What kind of message are we sending to our children, both boys and girls, when we endorse this kind of attitude as parents? That it’s OK for little girls to feel superior to little boys? That men are the submissive, subservient support to their wives and daughters? Are the males in our society now the butts of women’s jokes? I have a feeling that if I put up a wall decal on my boys’ rooms that said, “Girls, noun. Gold diggers in pink”, I’d make the news with my offensive, berating attitude towards all females ever. So why is it acceptable to teach our daughters to treat the opposite sex as inferior, when we would never encourage our sons to do the same?
I saw this quote from Doris Lessing (image courtesy of imgur.com, user CremedelaHwhipped) recently:
Maybe some women will cry, “Feminism empowers my daughter and me to step over these boys” or worse, “my husband knew what he was getting into”, but how has this become the societal norm? Really, why has ” feminism” been misconstrued for “female superiority”? Why is it acceptable to disrespect an entire sex? Simply put, if we all treated others with the same respect and kindness with which we would like to be treated, these types of messages on playroom walls and tiny onesies would go by the wayside.

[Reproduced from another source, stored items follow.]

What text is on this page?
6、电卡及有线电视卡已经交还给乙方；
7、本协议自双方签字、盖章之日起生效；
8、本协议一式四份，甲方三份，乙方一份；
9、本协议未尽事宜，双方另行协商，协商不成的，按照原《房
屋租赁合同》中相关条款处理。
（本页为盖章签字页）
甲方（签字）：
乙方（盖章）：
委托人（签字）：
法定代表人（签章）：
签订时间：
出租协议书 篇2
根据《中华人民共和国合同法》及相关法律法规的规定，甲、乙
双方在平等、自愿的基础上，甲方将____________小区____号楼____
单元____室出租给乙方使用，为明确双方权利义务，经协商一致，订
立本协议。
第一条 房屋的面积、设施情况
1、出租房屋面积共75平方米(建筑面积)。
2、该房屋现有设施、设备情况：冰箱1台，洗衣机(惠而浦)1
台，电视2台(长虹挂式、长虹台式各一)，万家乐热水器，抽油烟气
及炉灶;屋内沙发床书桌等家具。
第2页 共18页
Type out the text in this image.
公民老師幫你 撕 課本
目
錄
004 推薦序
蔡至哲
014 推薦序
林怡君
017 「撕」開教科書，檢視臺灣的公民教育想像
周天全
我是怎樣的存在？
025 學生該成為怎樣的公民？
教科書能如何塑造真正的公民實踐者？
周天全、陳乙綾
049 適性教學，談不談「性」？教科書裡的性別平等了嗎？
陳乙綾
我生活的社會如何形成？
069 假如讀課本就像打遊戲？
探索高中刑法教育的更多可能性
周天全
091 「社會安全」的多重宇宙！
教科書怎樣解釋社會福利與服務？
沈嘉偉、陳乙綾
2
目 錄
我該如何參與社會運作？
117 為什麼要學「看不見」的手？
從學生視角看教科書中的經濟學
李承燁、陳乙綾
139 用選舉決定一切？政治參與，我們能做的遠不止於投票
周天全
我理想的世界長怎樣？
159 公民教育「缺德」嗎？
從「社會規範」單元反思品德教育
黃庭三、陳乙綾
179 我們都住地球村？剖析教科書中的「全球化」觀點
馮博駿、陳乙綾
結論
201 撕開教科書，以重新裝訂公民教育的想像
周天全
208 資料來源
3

I was relaying this idea to my husband last night. He is an excellent source of wisdom, and while the two of us rarely interact with other adults, we often have meaningful, deep conversations. While my scope of perspective is currently focused on our home and our children, his also involves his career and coworkers, who usually represent the complete antithesis of whatever we believe. Captain Laser Pants had been mulling over a similar concern, but not with wall decals and toddler shirts. Essentially, the conclusion we found while talking together (he and his coworkers often openly debate social and political issues) is that people are encouraged to feel superior to others. Comedians capitalize on sarcastic, belittling observations relaying the message that everyone that disagrees with you is an idiot. Marketing gurus push the message that you’ll be better than x demographic if you take part in their product. News sources bank on the principle that their viewers feel superior to other news source viewers, and anyone who watches any other news source is ill informed and ignorant. It’s perfectly normal to invest in arrogance and treat anyone different as inferior.
Circling back to the ides of calling my children noise with dirt. Discrediting my boys’ worth before even getting the exquisite joy of knowing them? Shame on you. I’m not an idiot, I know these wall decals and tee shirts aren’t aimed specifically at Mini Gwinn and 2.0, but they fall under the blanket statement and idea that “boys are dirty and loud”. All kids are dirty and loud, don’t kid yourself. And your daughters aren’t princesses, unless you’re royalty. Stop putting our children on different playing fields. They’re children, not walking advertisements for their parents’ ideas. In the parenting community, others rely upon me to teach my children well, and I do the same for others. Please, for the sake of all our kids, stop peddling superiority.
Really. This was a well thought out post in my head. Maybe I’ll come back with an edit or two after more coffee and sleep. For now, this is an unedited, first draft stream of consciousness post.